そう、まるでジェットコースターで心臓が浮き立つみたいにひやっとして、とてつもなく恐ろしかった。ジェットコースターは楽しめるものだからそれすらも楽しいと感じる事ができるけど、こんなの無理。全身が怖気立つ恐怖。
 怖いよ。私、何されるの? この人に、何されるの?
 露になった首筋に吸い付くように指が滑って鎖骨をなぞる。動作の一つ一つが怖くて、力が入るならすぐにでも振り払いたかった。
 ぞっとする。暗闇でも笑っているのがわかる。この人は、間違いなく楽しんでる。こうやって私を拘束してる事、わざと服を破いた事、私が怯えている事、身がすくんで震えている事。何もかもが彼を楽しませる道具にしかならない。

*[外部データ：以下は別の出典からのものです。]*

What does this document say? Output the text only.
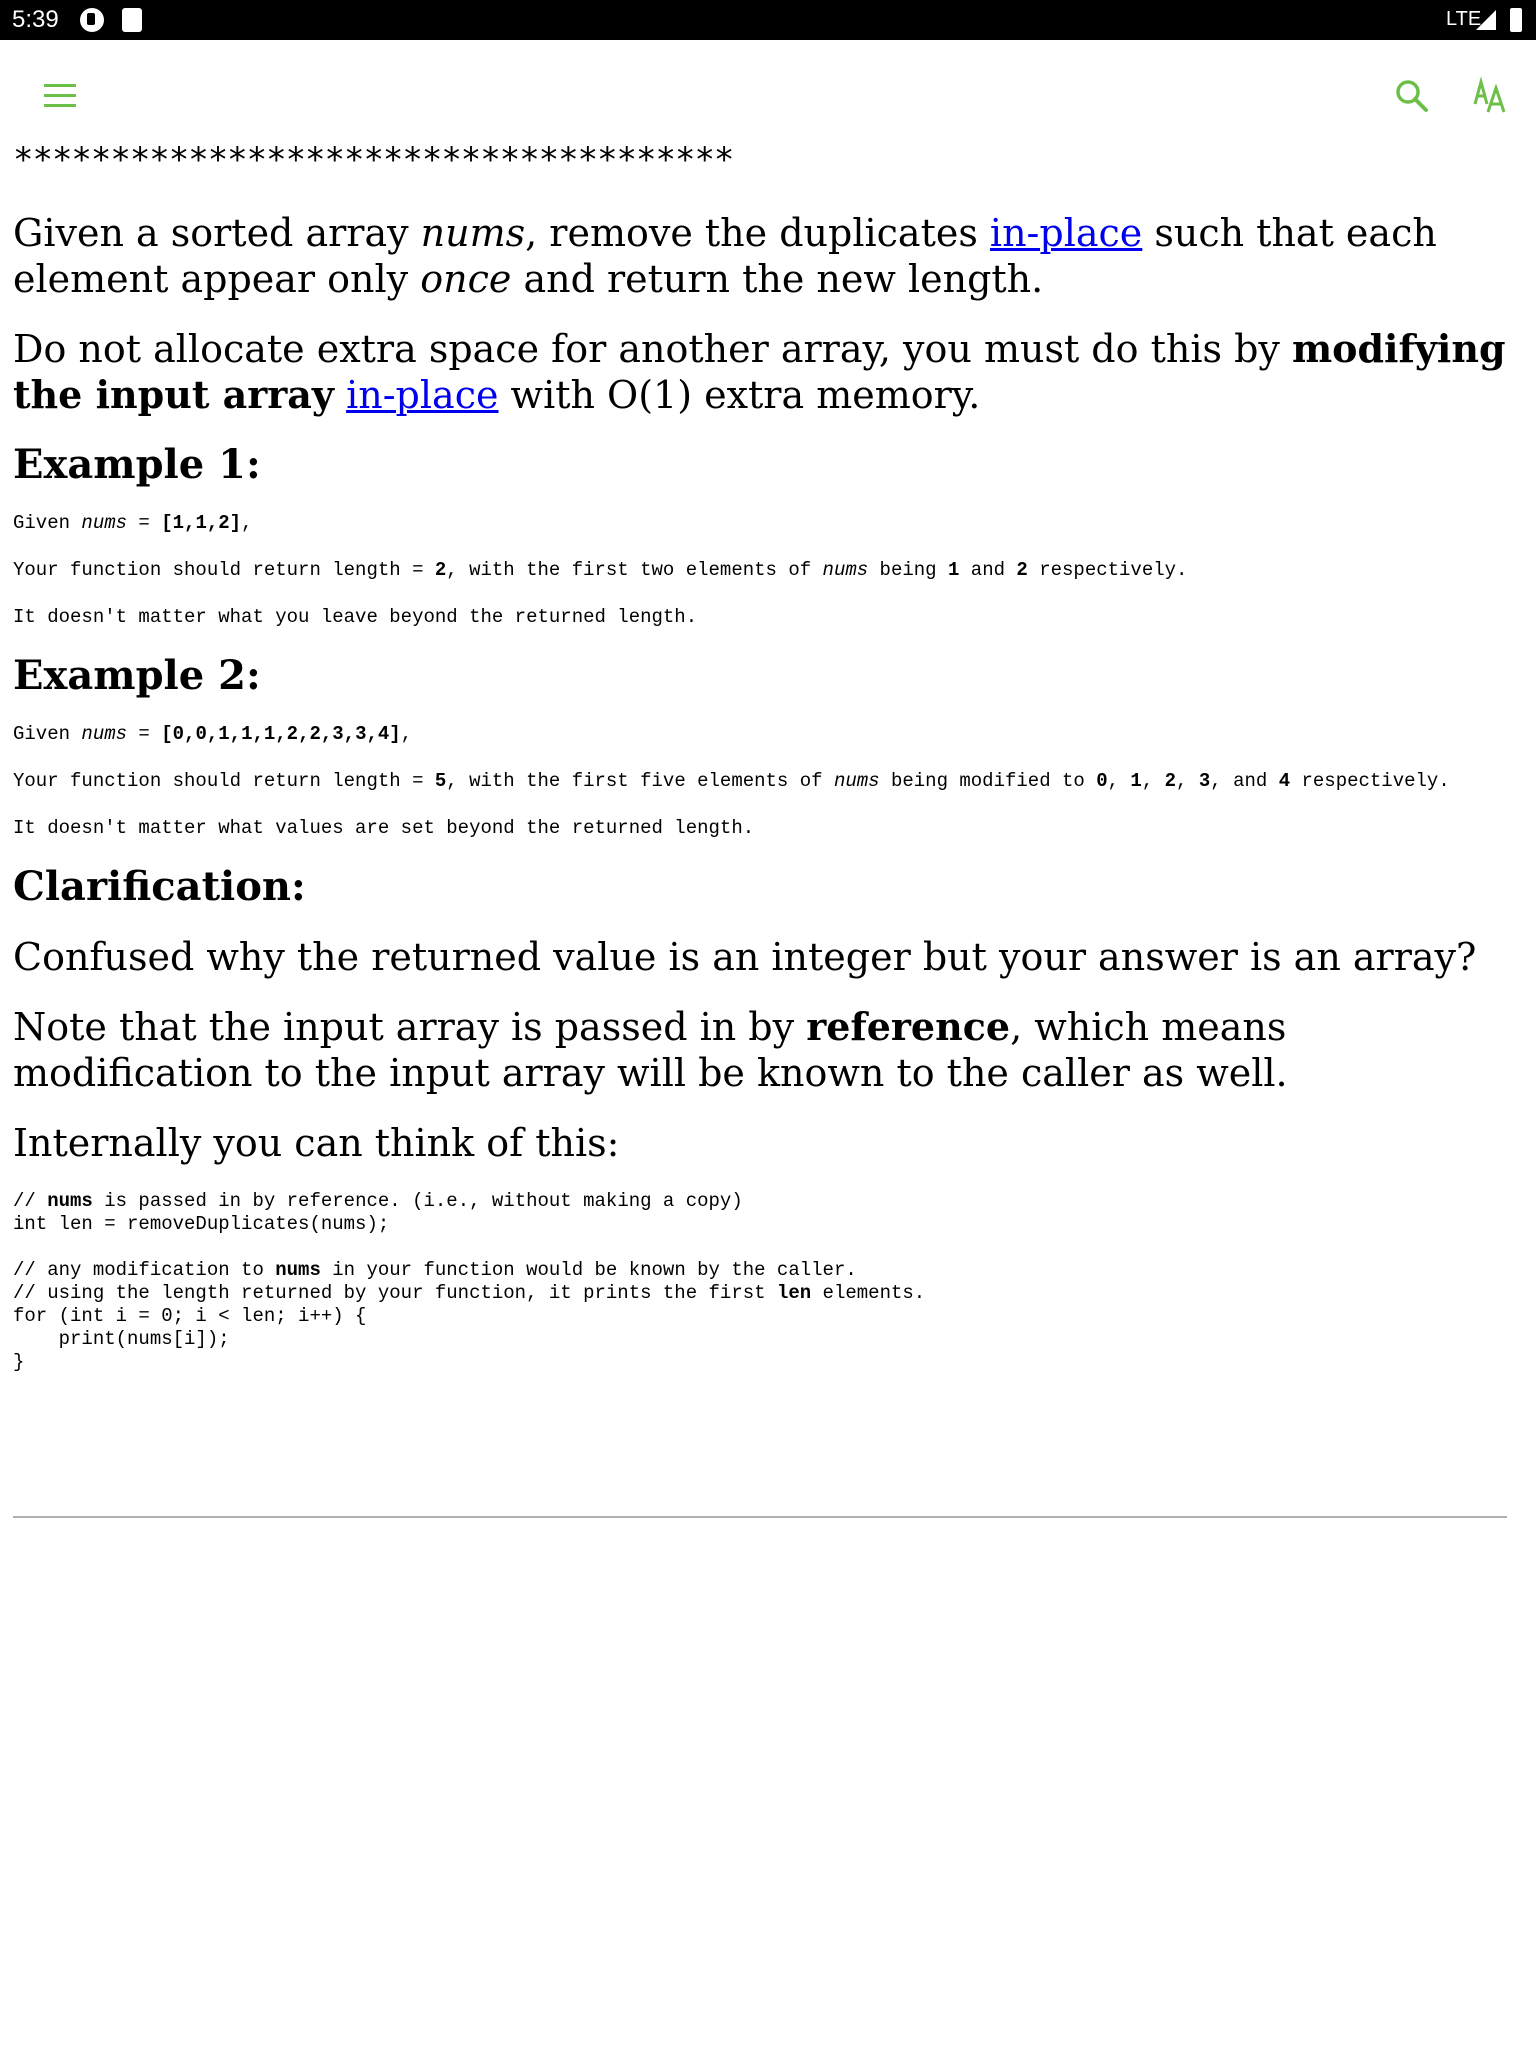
5:39	LTE
*************************************

Given a sorted array nums, remove the duplicates in-place such that each element appear only once and return the new length.

Do not allocate extra space for another array, you must do this by modifying the input array in-place with O(1) extra memory.

Example 1:
Given nums = [1,1,2],
Your function should return length = 2, with the first two elements of nums being 1 and 2 respectively.
It doesn't matter what you leave beyond the returned length.
Example 2:
Given nums = [0,0,1,1,1,2,2,3,3,4],
Your function should return length = 5, with the first five elements of nums being modified to 0, 1, 2, 3, and 4 respectively.
It doesn't matter what values are set beyond the returned length.
Clarification:

Confused why the returned value is an integer but your answer is an array?

Note that the input array is passed in by reference, which means modification to the input array will be known to the caller as well.

Internally you can think of this:

// nums is passed in by reference. (i.e., without making a copy)
int len = removeDuplicates(nums);

// any modification to nums in your function would be known by the caller.
// using the length returned by your function, it prints the first len elements.
for (int i = 0; i < len; i++) {
print(nums[i]);
}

 どうすればいいの。誰か助けて。お父さん。お母さん!
「怖がらなくても大丈夫ですよ」
 本当はそんな事思ってないくせに、さも愉快そうに私の首筋を撫でながら囁く。
 触らないで。許せない、嫌だ、こんなの。何もかも、人を馬鹿にして見下ろして。何なのこの人。あまりに腹が立ったせいか、今まで声も出せなかったのに急に出せるような気になった。とどめていた何かが、ふっと軽くなったように。何かが我慢し切れなくて、殆ど無意識に口を開いた。
「あ、貴方、貴方違うよね!? そ……っ!」
 その続きを口にしたかったけれど、それはすぐに中断された。多分故意にだろう。遮るように男が剥き出しになった私の首筋に口付けた。ぞくりとする感覚、えもいえない柔らかい感触。恐ろしくて、見知らぬ人間にされている事が何よりも気持ち悪くて。ばっと顔を背けると、強制するようにくい、と正面に戻された。

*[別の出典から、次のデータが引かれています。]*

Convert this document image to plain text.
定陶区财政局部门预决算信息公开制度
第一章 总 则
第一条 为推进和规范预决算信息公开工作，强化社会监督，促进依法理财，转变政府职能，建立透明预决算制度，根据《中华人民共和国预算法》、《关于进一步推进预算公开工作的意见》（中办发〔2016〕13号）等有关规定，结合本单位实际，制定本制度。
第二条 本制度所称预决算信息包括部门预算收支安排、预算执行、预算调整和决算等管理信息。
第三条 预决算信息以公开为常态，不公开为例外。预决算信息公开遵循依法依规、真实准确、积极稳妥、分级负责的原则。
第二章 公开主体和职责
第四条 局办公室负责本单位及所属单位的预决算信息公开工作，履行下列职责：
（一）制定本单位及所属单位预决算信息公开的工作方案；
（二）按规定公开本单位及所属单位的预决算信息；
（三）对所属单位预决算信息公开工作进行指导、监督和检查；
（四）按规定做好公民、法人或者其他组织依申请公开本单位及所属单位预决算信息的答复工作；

「『そ』、何ですか?中途半端に言葉を止めないでください」
 くすくすと、可笑しそうに微笑んでる。
 ああ、そんな風に笑わないで。ますます聞きたくなくなる。
 でもいつまでたっても言おうとしない私に催促のように男の唇がまた近付きかけたので、私はそれを避けるためにも言わざるを得なくなってしまった。
「………双、じゃないよね…?」
 そうであって欲しいわけではないけど、違っていても望む事ではなかった。だってこの人が双だなんて信じられないけど、もし別人だったら双がどうなってるかが怖くて。こんな状況で、何故か私は彼の身を必死に案じていた。
 だけど、問いかけはいろんな意味で、裏切られた。私の頬を優しく撫でて、そう、あの時のように囁いた。
「……僕ですよ。安登」
 私の耳元に囁いた彼の声はまさしくお風呂上りに聞いたものと重なる。耳に熱く、無情な冷たさを孕んでくすぐる。
 ああ、どうして悲しかったのかわかった。……双。貴方が双だと、既にわかっていたから。